VELHO CRUZEIRO
(Clerisvaldo B. Chagas, cinco de agosto de 2010)
Vou novamente subindo lento e solitário a trilha do serrote. Agora a capoeira é verde. Galhos se debruçam nos degraus de cimento e pedra. O silêncio resmunga na indefinição de um ruído, no farfalhar quase imperceptível de folhas, no som longínquo da cidade. Meia volta no corpo, nivelar de cabeça, trena nos olhos. Novo fôlego no aclive longo, no fim dos batentes, na terra banhada e nua. Rachões nos pedregulhos, garranchos de caminho e a sensação estranha de está sendo olhado, acompanhado, fotografado. Ali está, por entre espaços da folhagem, ali está. Ele, o velho cruzeiro de madeira resistindo ao tempo. Braços abertos abençoando casas tão longe e de longe tão perto, beijando-lhes os pés, pedindo-lhes a bênção. E eu vou pisando no lajeiro enorme, contando as passadas, flutuando no Sinai da minha terra. Sento-me na calçadinha da capela e acompanho o abraço de amor a urbe de Senhora Sant’Ana. Uma vigilância eterna de considerável afeto. Serras do Poço, Camonga, Macacos, Remetedeira... Lá se vai o fio d’água barrenta seguindo o destino, como o destino da gente. A torre da Matriz quer competir, mas não tem altitude. Berra o sino no protesto longo contra o concorrente natural. E me vem às narinas o perfume agreste de mato verde. Como é bela a imponência da cruz! Alastrados, urtigas, macambiras, vão fazendo o cinturão de segurança ao símbolo deixado pelos homens.
Antigo morro da Goiabeira, receptora energética do alto, jorro de fé dos que te escolheram entre os montes. Ah! Vejo as pessoas simples fazendo promessas, tijolos à cabeça, bandas de música a tocar. E os chapéus de palha, e os pés descalços e o espocar de foguetes. Onde estão as multidões que procuravam as alturas para a comunhão com Deus? Por que você está sozinho depois de curar tantos e tantos males dos que vieram após agradecer? Como notar Santa Terezinha trancada aí dentro, espelho quebrado, protegida por marimbondos? Que malvadezas fizeram com o Cristo que iniciou profanado num alto que não era de confiança. E onde estava a confiança, por que deixaram o Mestre e carregaram a fé? Não foi assim que recomendei esse lugar.

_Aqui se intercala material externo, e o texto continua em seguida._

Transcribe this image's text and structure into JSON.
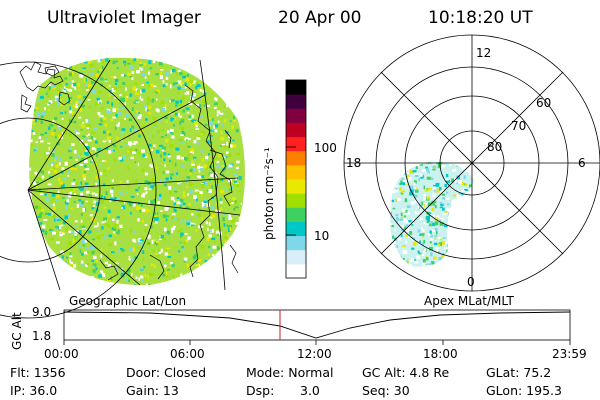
{
  "header": {
    "instrument": "Ultraviolet Imager",
    "date": "20 Apr 00",
    "time": "10:18:20 UT"
  },
  "colorbar": {
    "unit_label": "photon cm⁻²s⁻¹",
    "ticks": [
      {
        "label": "100",
        "value": 100
      },
      {
        "label": "10",
        "value": 10
      }
    ],
    "colors": [
      "#ffffff",
      "#d8eef8",
      "#7fd8e8",
      "#00c8c8",
      "#40d060",
      "#a0e000",
      "#e8e800",
      "#ffc000",
      "#ff8000",
      "#ff2020",
      "#c00020",
      "#800040",
      "#400040",
      "#000000"
    ]
  },
  "polar_plot": {
    "mlt_labels": [
      "12",
      "18",
      "6",
      "0"
    ],
    "lat_labels": [
      "60",
      "70",
      "80"
    ]
  },
  "map_labels": {
    "left": "Geographic Lat/Lon",
    "right": "Apex MLat/MLT"
  },
  "altitude_plot": {
    "ylabel": "GC Alt",
    "yticks": [
      "9.0",
      "1.8"
    ],
    "xticks": [
      "00:00",
      "06:00",
      "12:00",
      "18:00",
      "23:59"
    ],
    "marker_time": "10:18"
  },
  "info": {
    "flt": "Flt: 1356",
    "ip": "IP: 36.0",
    "door": "Door: Closed",
    "gain": "Gain: 13",
    "mode": "Mode: Normal",
    "dsp_label": "Dsp:",
    "dsp_value": "3.0",
    "gcalt": "GC Alt: 4.8 Re",
    "seq": "Seq: 30",
    "glat": "GLat: 75.2",
    "glon": "GLon: 195.3"
  }
}
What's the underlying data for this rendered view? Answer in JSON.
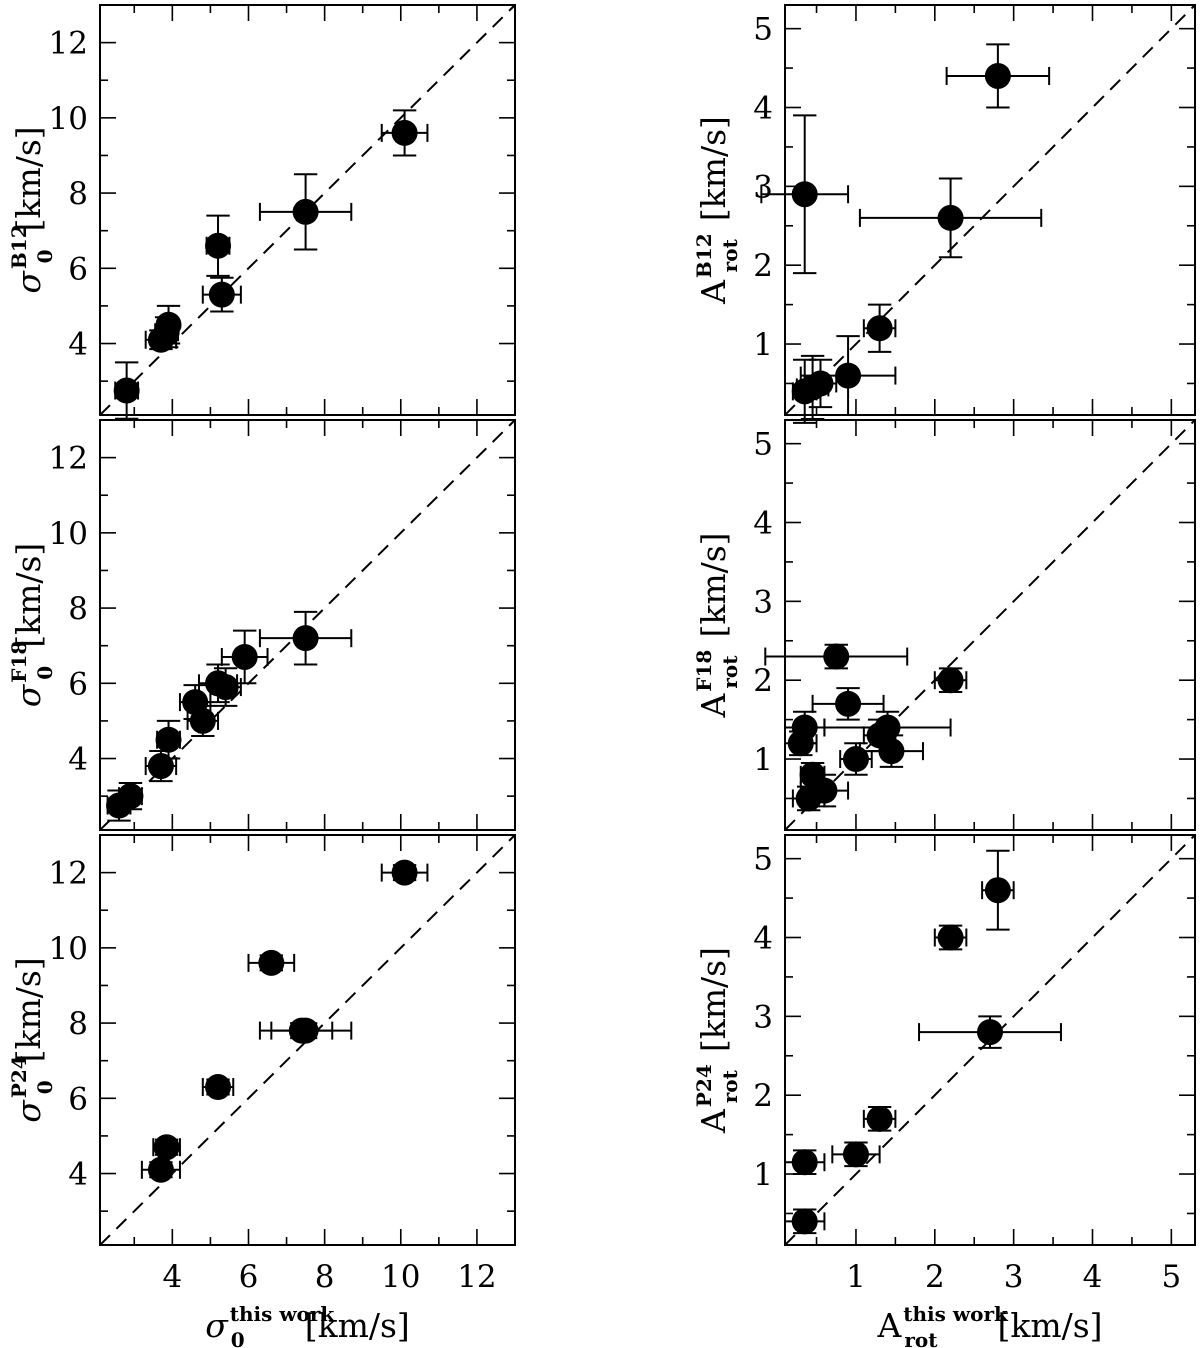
{
  "chart_data": [
    {
      "id": "sigma-b12",
      "type": "scatter",
      "ylabel": {
        "base": "σ",
        "sub": "0",
        "sup": "B12",
        "unit": "[km/s]"
      },
      "xlim": [
        2.1,
        13
      ],
      "ylim": [
        2.1,
        13
      ],
      "yticks": [
        4,
        6,
        8,
        10,
        12
      ],
      "one_to_one_line": true,
      "points": [
        {
          "x": 2.8,
          "y": 2.75,
          "xerr": 0.3,
          "yerr": 0.75
        },
        {
          "x": 3.7,
          "y": 4.1,
          "xerr": 0.4,
          "yerr": 0.25
        },
        {
          "x": 3.85,
          "y": 4.3,
          "xerr": 0.3,
          "yerr": 0.4
        },
        {
          "x": 3.9,
          "y": 4.5,
          "xerr": 0.2,
          "yerr": 0.5
        },
        {
          "x": 5.2,
          "y": 6.6,
          "xerr": 0.3,
          "yerr": 0.8
        },
        {
          "x": 5.3,
          "y": 5.3,
          "xerr": 0.5,
          "yerr": 0.45
        },
        {
          "x": 7.5,
          "y": 7.5,
          "xerr": 1.2,
          "yerr": 1.0
        },
        {
          "x": 10.1,
          "y": 9.6,
          "xerr": 0.6,
          "yerr": 0.6
        }
      ]
    },
    {
      "id": "arot-b12",
      "type": "scatter",
      "ylabel": {
        "base": "A",
        "sub": "rot",
        "sup": "B12",
        "unit": "[km/s]"
      },
      "xlim": [
        0.1,
        5.3
      ],
      "ylim": [
        0.1,
        5.3
      ],
      "yticks": [
        1,
        2,
        3,
        4,
        5
      ],
      "one_to_one_line": true,
      "points": [
        {
          "x": 0.35,
          "y": 2.9,
          "xerr": 0.55,
          "yerr": 1.0
        },
        {
          "x": 0.35,
          "y": 0.4,
          "xerr": 0.15,
          "yerr": 0.4
        },
        {
          "x": 0.45,
          "y": 0.45,
          "xerr": 0.2,
          "yerr": 0.4
        },
        {
          "x": 0.55,
          "y": 0.5,
          "xerr": 0.2,
          "yerr": 0.3
        },
        {
          "x": 0.9,
          "y": 0.6,
          "xerr": 0.6,
          "yerr": 0.5
        },
        {
          "x": 1.3,
          "y": 1.2,
          "xerr": 0.2,
          "yerr": 0.3
        },
        {
          "x": 2.2,
          "y": 2.6,
          "xerr": 1.15,
          "yerr": 0.5
        },
        {
          "x": 2.8,
          "y": 4.4,
          "xerr": 0.65,
          "yerr": 0.4
        }
      ]
    },
    {
      "id": "sigma-f18",
      "type": "scatter",
      "ylabel": {
        "base": "σ",
        "sub": "0",
        "sup": "F18",
        "unit": "[km/s]"
      },
      "xlim": [
        2.1,
        13
      ],
      "ylim": [
        2.1,
        13
      ],
      "yticks": [
        4,
        6,
        8,
        10,
        12
      ],
      "one_to_one_line": true,
      "points": [
        {
          "x": 2.6,
          "y": 2.75,
          "xerr": 0.3,
          "yerr": 0.4
        },
        {
          "x": 2.9,
          "y": 3.0,
          "xerr": 0.3,
          "yerr": 0.35
        },
        {
          "x": 3.7,
          "y": 3.8,
          "xerr": 0.4,
          "yerr": 0.4
        },
        {
          "x": 3.9,
          "y": 4.5,
          "xerr": 0.3,
          "yerr": 0.5
        },
        {
          "x": 4.6,
          "y": 5.5,
          "xerr": 0.4,
          "yerr": 0.45
        },
        {
          "x": 4.8,
          "y": 5.0,
          "xerr": 0.4,
          "yerr": 0.4
        },
        {
          "x": 5.2,
          "y": 6.0,
          "xerr": 0.5,
          "yerr": 0.5
        },
        {
          "x": 5.4,
          "y": 5.9,
          "xerr": 0.4,
          "yerr": 0.5
        },
        {
          "x": 5.9,
          "y": 6.7,
          "xerr": 0.6,
          "yerr": 0.7
        },
        {
          "x": 7.5,
          "y": 7.2,
          "xerr": 1.2,
          "yerr": 0.7
        }
      ]
    },
    {
      "id": "arot-f18",
      "type": "scatter",
      "ylabel": {
        "base": "A",
        "sub": "rot",
        "sup": "F18",
        "unit": "[km/s]"
      },
      "xlim": [
        0.1,
        5.3
      ],
      "ylim": [
        0.1,
        5.3
      ],
      "yticks": [
        1,
        2,
        3,
        4,
        5
      ],
      "one_to_one_line": true,
      "points": [
        {
          "x": 0.3,
          "y": 1.2,
          "xerr": 0.2,
          "yerr": 0.15
        },
        {
          "x": 0.35,
          "y": 1.4,
          "xerr": 0.25,
          "yerr": 0.2
        },
        {
          "x": 0.4,
          "y": 0.5,
          "xerr": 0.2,
          "yerr": 0.15
        },
        {
          "x": 0.45,
          "y": 0.8,
          "xerr": 0.15,
          "yerr": 0.15
        },
        {
          "x": 0.6,
          "y": 0.6,
          "xerr": 0.3,
          "yerr": 0.2
        },
        {
          "x": 0.75,
          "y": 2.3,
          "xerr": 0.9,
          "yerr": 0.15
        },
        {
          "x": 0.9,
          "y": 1.7,
          "xerr": 0.45,
          "yerr": 0.2
        },
        {
          "x": 1.0,
          "y": 1.0,
          "xerr": 0.2,
          "yerr": 0.2
        },
        {
          "x": 1.3,
          "y": 1.3,
          "xerr": 0.2,
          "yerr": 0.2
        },
        {
          "x": 1.4,
          "y": 1.4,
          "xerr": 0.8,
          "yerr": 0.2
        },
        {
          "x": 1.45,
          "y": 1.1,
          "xerr": 0.4,
          "yerr": 0.2
        },
        {
          "x": 2.2,
          "y": 2.0,
          "xerr": 0.2,
          "yerr": 0.15
        }
      ]
    },
    {
      "id": "sigma-p24",
      "type": "scatter",
      "ylabel": {
        "base": "σ",
        "sub": "0",
        "sup": "P24",
        "unit": "[km/s]"
      },
      "xlabel": {
        "base": "σ",
        "sub": "0",
        "sup": "this work",
        "unit": "[km/s]"
      },
      "xlim": [
        2.1,
        13
      ],
      "ylim": [
        2.1,
        13
      ],
      "xticks": [
        4,
        6,
        8,
        10,
        12
      ],
      "yticks": [
        4,
        6,
        8,
        10,
        12
      ],
      "one_to_one_line": true,
      "points": [
        {
          "x": 3.7,
          "y": 4.1,
          "xerr": 0.5,
          "yerr": 0.2
        },
        {
          "x": 3.85,
          "y": 4.7,
          "xerr": 0.35,
          "yerr": 0.2
        },
        {
          "x": 5.2,
          "y": 6.3,
          "xerr": 0.4,
          "yerr": 0.2
        },
        {
          "x": 6.6,
          "y": 9.6,
          "xerr": 0.6,
          "yerr": 0.2
        },
        {
          "x": 7.4,
          "y": 7.8,
          "xerr": 0.8,
          "yerr": 0.2
        },
        {
          "x": 7.5,
          "y": 7.8,
          "xerr": 1.2,
          "yerr": 0.2
        },
        {
          "x": 10.1,
          "y": 12.0,
          "xerr": 0.6,
          "yerr": 0.2
        }
      ]
    },
    {
      "id": "arot-p24",
      "type": "scatter",
      "ylabel": {
        "base": "A",
        "sub": "rot",
        "sup": "P24",
        "unit": "[km/s]"
      },
      "xlabel": {
        "base": "A",
        "sub": "rot",
        "sup": "this work",
        "unit": "[km/s]"
      },
      "xlim": [
        0.1,
        5.3
      ],
      "ylim": [
        0.1,
        5.3
      ],
      "xticks": [
        1,
        2,
        3,
        4,
        5
      ],
      "yticks": [
        1,
        2,
        3,
        4,
        5
      ],
      "one_to_one_line": true,
      "points": [
        {
          "x": 0.35,
          "y": 0.4,
          "xerr": 0.25,
          "yerr": 0.15
        },
        {
          "x": 0.35,
          "y": 1.15,
          "xerr": 0.25,
          "yerr": 0.15
        },
        {
          "x": 1.0,
          "y": 1.25,
          "xerr": 0.3,
          "yerr": 0.15
        },
        {
          "x": 1.3,
          "y": 1.7,
          "xerr": 0.2,
          "yerr": 0.15
        },
        {
          "x": 2.2,
          "y": 4.0,
          "xerr": 0.2,
          "yerr": 0.15
        },
        {
          "x": 2.7,
          "y": 2.8,
          "xerr": 0.9,
          "yerr": 0.2
        },
        {
          "x": 2.8,
          "y": 4.6,
          "xerr": 0.2,
          "yerr": 0.5
        }
      ]
    }
  ]
}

Depois de longas e longas espiadelas pelos arredores, deixo o cimo e vou degustando a descida numa lentidão de quem perde alguma coisa. Onde eram as estações de via-sacra? Não vejo marco nenhum. É verdade, mato não precisa de vias-sacras. Mato reza sempre ao sopro do vento nas manhãs fagueiras, nas noites de lua ou na escuridão enigmática de inverno. Vento sempre reza, Seu Clero! Sabia não? E nas faldas do serrote, misteriosamente desaparece a multidão que acompanhava os atores nas semanas santas. Brigas de padres não permitiram a sequencia do teatro da paixão no lugar apropriado. E lá da outra margem do rio, dos quintais da Rua Antonio Tavares, volto-me, imaginariamente aponto para a igrejinha do serrote e digo que ali estive. Nada resolvi para o morro da Goiabeira. Mas por certo as boas energias irão fazer muito por mim. Não pretendo deixar de visitar de vez em quando o cimo sagrado do VELHO CRUZEIRO.